Signs and symptoms of mania include:

• Extremely happy, euphoric, or irritable mood

• Engagement in risk-taking behaviors

• High energy levels

• Difficulty concentrating, high distractibility

• Decreased need for sleep

• Racing thoughts or increased rate of speech

• Increased sex drive

• Inflated self-esteem or grandiose ideas

• Auditory or visual hallucinations

• Paranoia or delusional ideation

If the symptoms noted here persist for at least one week, a manic episode may be present. The greater the number of symptoms present, particularly if associated with euphoria, the more likely mania is present. Hypomania has the same symptoms, but they are judged to be less severe, need only last for four days, and are not associated with psychotic symptoms. It is also possible to have symptoms noted above in addition to such depressive symptoms as suicidal thinking, which may occur in a mixed episode, which is a combination of symptoms of mania and symptoms of major depression.

Suicidal ideation warrants an immediate evaluation, as manic individuals can be extremely impulsive. Although mania is typically characterized by euphoria, severe anger and rageful mood are common as well.

The decreased need for sleep is exactly a decreased need, which differs from insomnia, a condition of not being able to sleep when it is needed.

Signs and symptoms of depression occurring in a bipolar person are the same as that for major (or unipolar) depression and include:

• Sadness or irritability

• Loss of enjoyment of once-pleasurable activities

• Loss of energy

• Difficulty concentrating

• Insomnia or excessive sleep

• Fatigue

• Unexplained physical complaints (e.g., headache, backache, stomach upset)

• Decreased sex drive

• Change in appetite (increased or reduced)

• Feelings of hopelessness, helplessness, and/or worthlessness

• Suicidal thoughts or attempts

If the symptoms noted here persist for more than two weeks, a major depressive episode may be present, and it is more likely the greater the number of symptoms present, particularly if associated with sadness or irritability.

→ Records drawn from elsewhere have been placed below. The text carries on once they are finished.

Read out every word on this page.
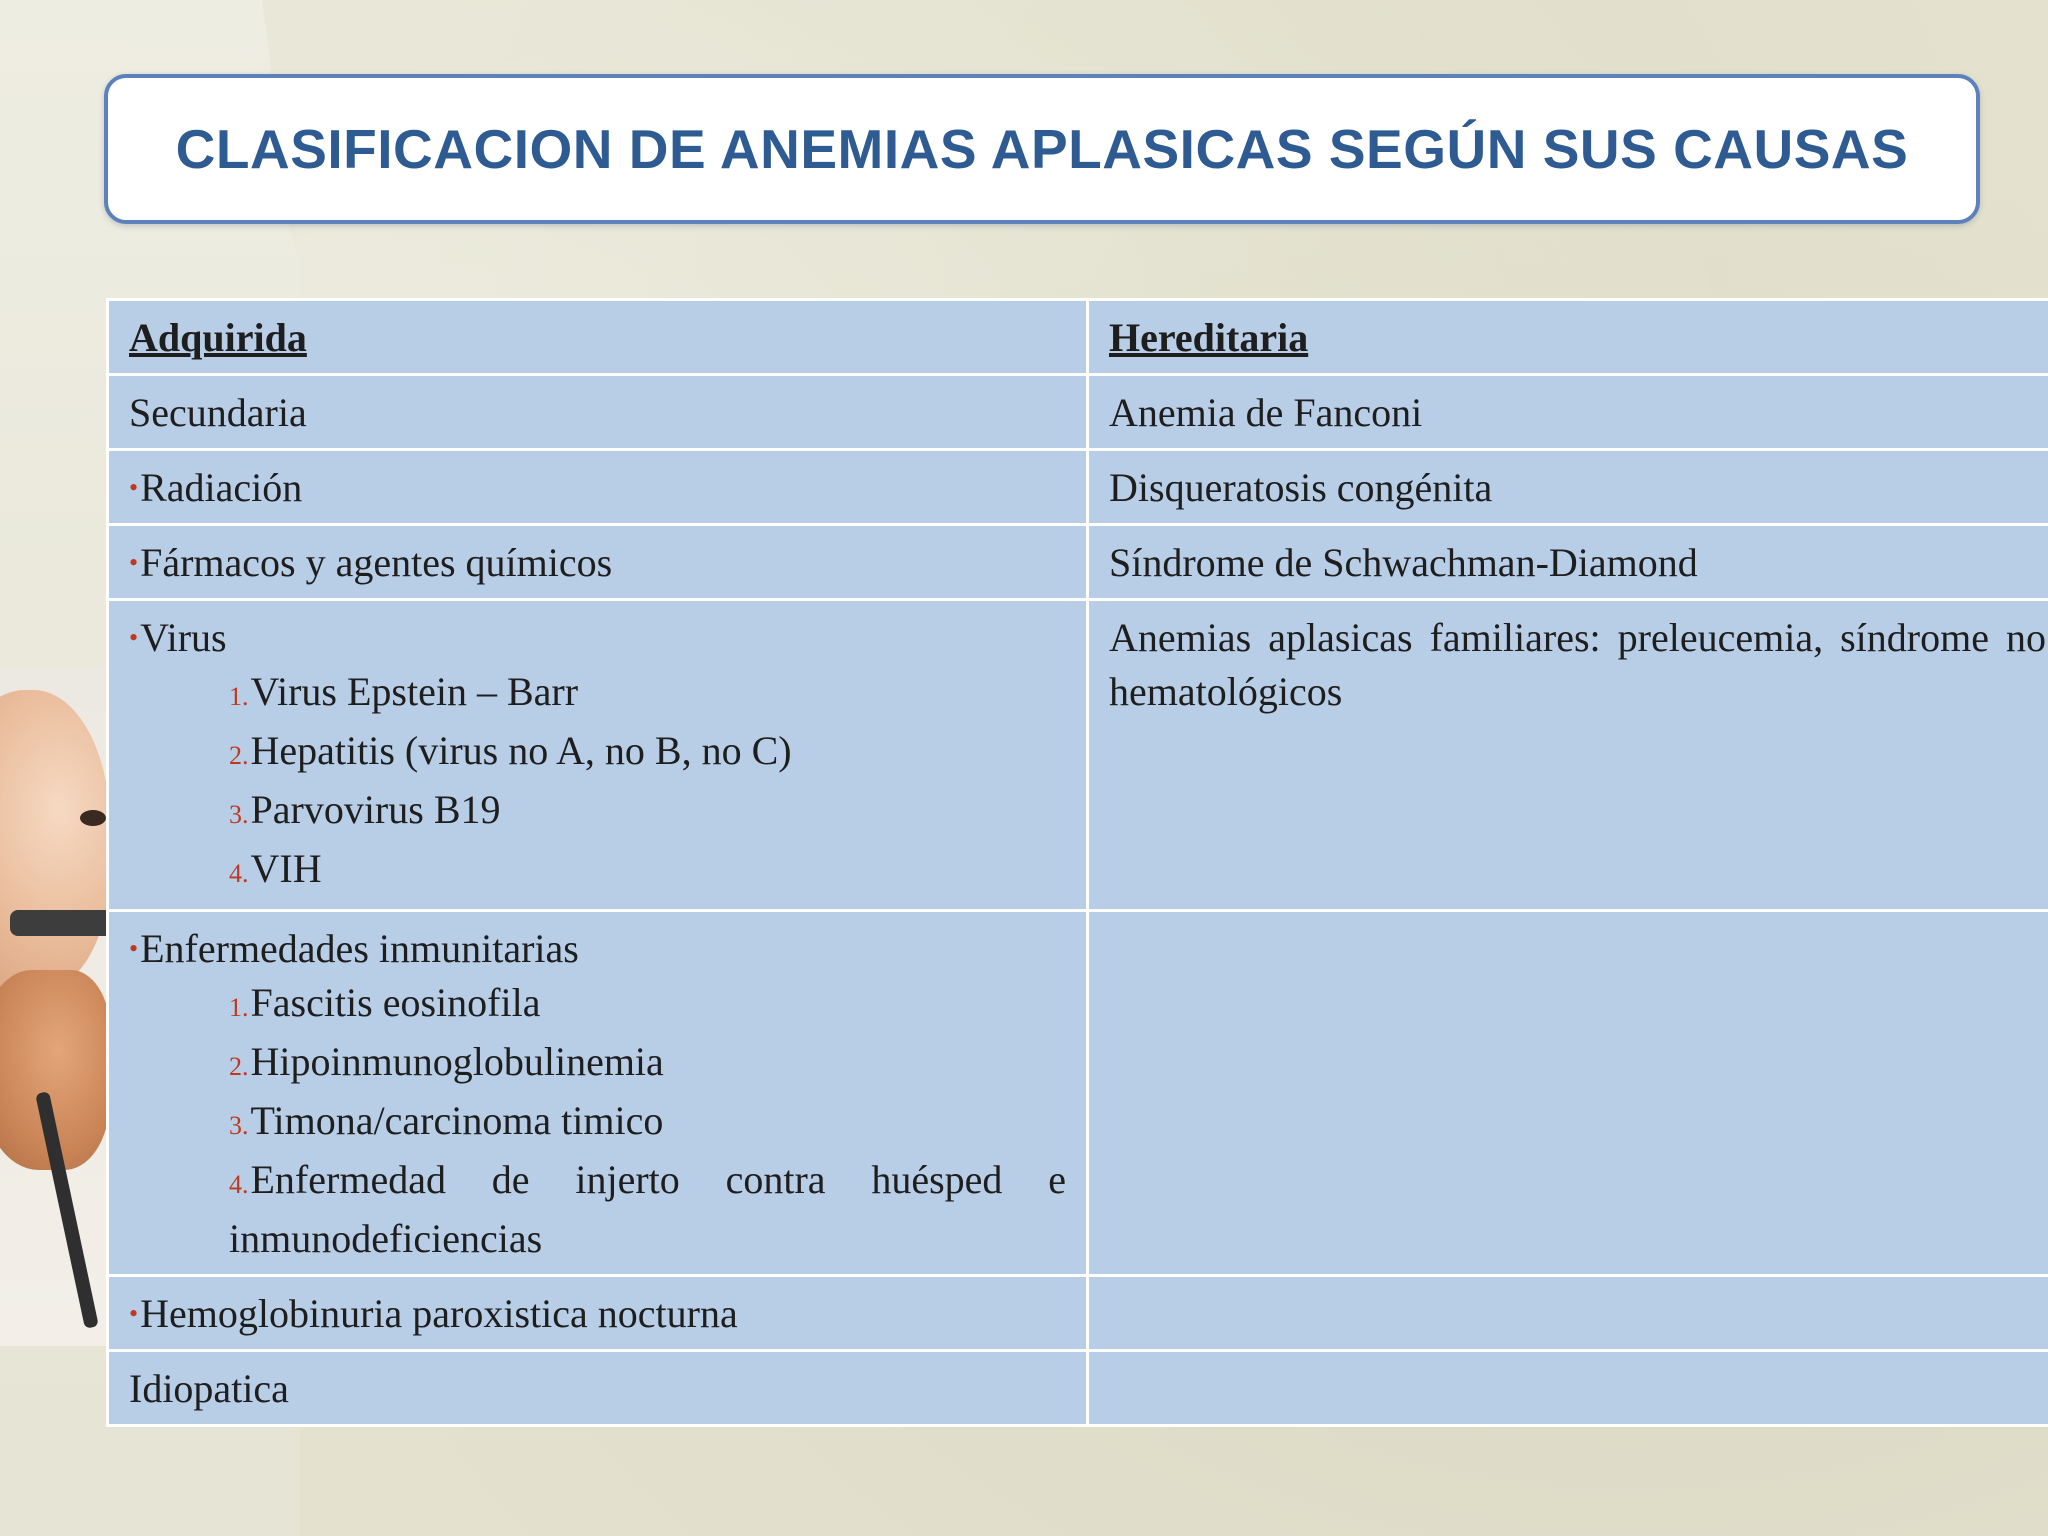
CLASIFICACION DE ANEMIAS APLASICAS SEGÚN SUS CAUSAS
Adquirida	Hereditaria
Secundaria	Anemia de Fanconi
•Radiación	Disqueratosis congénita
•Fármacos y agentes químicos	Síndrome de Schwachman-Diamond

•Virus
1.Virus Epstein – Barr
2.Hepatitis (virus no A, no B, no C)
3.Parvovirus B19
4.VIH	Anemias aplasicas familiares: preleucemia, síndrome no hematológicos

•Enfermedades inmunitarias
1.Fascitis eosinofila
2.Hipoinmunoglobulinemia
3.Timona/carcinoma timico
4.Enfermedad de injerto contra huésped e inmunodeficiencias	

•Hemoglobinuria paroxistica nocturna	
Idiopatica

Again, suicidal thinking warrants an immediate evaluation, especially if associated with hopelessness. Because of the multitude of physical symptoms of depression, many patients seen by a primary care health provider for certain physical complaints actually have depression. Certainly a physical evaluation to rule out any other medical conditions is warranted, but depression needs to be considered as a possible condition. If there is a history of mania or hypomania, a diagnosis of bipolar depression should be considered in the presence of such symptoms.

Leslie’s comments:

My symptoms began as a teenager but, unfortunately, I went undiagnosed (and therefore untreated) until my early 30s. I think because my symptoms appeared during the teen years they were easily mistaken or overlooked because they were assumed to be part of the “normal” growing pains associated with that period of one’s life. I experienced severe depression for extended periods of time along with times of great energy and motivation, as if I could do(and wanted to do)anything. I would swing between these feelings fairly rapidly and felt at the mercy of something outside of myself.

I now find that I can go from low to high to low within extremely short periods of time and have been diagnosed as a “rapid, rapid” cycler or “ultradian” cycler. These constant mood fluctuations are very tiring and distressing and take a real toll on me emotionally.


Racing thoughts - the subjective feeling of having thoughts in one’s mind move quickly from one topic to the next, often difficult to follow and make sense of, typically associated with rapid, uninterruptible speech.

Insomnia - the inability to fall asleep, middle-of the-night awakening, or early morning awakening.

Unipolar - in contrast to manic-depressive illness, known as bipolar, or two poles of mood states, the description of major depression, or the presence of one pole of mood state.

Bipolar depression - an episode of depression that occurs in the course of bipolar disorder.